1 year 7 months 3 weeks ago April 17, 2015 Apr 17, 2015 Friday, April 17 2015 April 17, 2015 5:25 PM in News
Source: WBRZ
By: Mark Armstrong

BATON ROUGE - Metro Councilwoman Tara Wicker (District 10) says a proposed smoking ban could be presented to the council within a months time. If approved, the ordinance would apply to bars, restaurants, and casinos.

"We know that we have individuals that are not able to be healthy and work inside certain environments," said Wicker.

Wicker says the proposed ban will apply to smoking tobacco, although electronic cigarettes are also being considered for the proposal.

The Bulldog bar on Perkins Road will ban smoking inside its building starting Monday. Smoking on its enclosed patio will still be allowed.

The Bulldog has several locations across the state. One is located in New Orleans where the whole city will ban smoking on Monday. Company owners decided to make all of its locations smoke-free because of the New Orleans ban.

The management at the Baton Rouge location says it was surprised to learn many of its smoking customers were ok with the ban because they would rather go outside to smoke. The company initially feared losing customers over the ban.
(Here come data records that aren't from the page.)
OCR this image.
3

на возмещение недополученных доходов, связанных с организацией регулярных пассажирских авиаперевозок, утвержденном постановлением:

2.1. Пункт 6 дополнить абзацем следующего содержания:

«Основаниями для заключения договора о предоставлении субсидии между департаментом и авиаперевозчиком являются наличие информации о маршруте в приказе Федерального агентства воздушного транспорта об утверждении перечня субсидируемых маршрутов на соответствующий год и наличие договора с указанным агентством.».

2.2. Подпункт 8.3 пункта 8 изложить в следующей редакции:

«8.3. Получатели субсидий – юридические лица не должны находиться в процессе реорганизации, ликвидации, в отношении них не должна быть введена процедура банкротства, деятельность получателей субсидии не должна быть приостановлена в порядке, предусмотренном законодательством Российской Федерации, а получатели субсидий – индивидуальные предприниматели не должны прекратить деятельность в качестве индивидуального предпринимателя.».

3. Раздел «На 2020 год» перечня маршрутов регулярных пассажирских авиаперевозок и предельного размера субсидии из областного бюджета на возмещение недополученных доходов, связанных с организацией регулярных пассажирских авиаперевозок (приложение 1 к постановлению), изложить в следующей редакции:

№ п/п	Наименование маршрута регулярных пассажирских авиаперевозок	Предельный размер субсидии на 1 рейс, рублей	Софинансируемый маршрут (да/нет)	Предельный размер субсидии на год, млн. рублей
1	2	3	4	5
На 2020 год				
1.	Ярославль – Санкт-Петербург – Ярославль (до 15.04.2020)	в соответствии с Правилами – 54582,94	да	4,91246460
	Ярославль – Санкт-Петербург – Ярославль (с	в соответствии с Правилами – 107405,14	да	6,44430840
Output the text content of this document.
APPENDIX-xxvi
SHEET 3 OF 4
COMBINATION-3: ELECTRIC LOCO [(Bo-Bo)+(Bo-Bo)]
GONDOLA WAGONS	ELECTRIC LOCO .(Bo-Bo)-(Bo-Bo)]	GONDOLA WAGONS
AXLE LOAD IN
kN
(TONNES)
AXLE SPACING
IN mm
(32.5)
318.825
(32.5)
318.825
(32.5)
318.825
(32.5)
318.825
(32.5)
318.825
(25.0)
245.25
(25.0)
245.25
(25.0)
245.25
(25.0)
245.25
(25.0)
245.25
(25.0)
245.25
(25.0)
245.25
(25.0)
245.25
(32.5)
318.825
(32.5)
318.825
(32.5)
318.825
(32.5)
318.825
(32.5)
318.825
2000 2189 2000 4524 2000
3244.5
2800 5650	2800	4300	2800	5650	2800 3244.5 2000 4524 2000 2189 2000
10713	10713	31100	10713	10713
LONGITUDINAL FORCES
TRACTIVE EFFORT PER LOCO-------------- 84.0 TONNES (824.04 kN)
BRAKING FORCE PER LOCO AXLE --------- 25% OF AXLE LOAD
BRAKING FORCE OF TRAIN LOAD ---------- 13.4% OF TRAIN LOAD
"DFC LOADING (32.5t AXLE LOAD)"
"We have a lot of smoking guests who come in and we didn't want to alienate a lot of long term patrons," said general manager Remi Dematteo. He says the bar will save money from smoke damage done to its air filters and cigarette burns in the furniture.

However, not every company is as enthusiastic about a potential city-wide ban. Gary Brown, owner of the Bald Eagle bar in Downtown Baton Rouge says the ban would be unfair to his business since its built into a building where he can not construct an outside smoking area. Brown's patrons would still be allowed to leave the bar to smoke, but they would not be allowed to bring their drinks with them.

Brown also said it's unfair if the city required his business to ban a legal habit. However, proponents of the proposal say the ban will protect workers.

"We also want to make sure we identify the rights of those individuals that are working with those individuals that are working in those organizations or businesses, who want to make a living but not die in the process," said Wicker.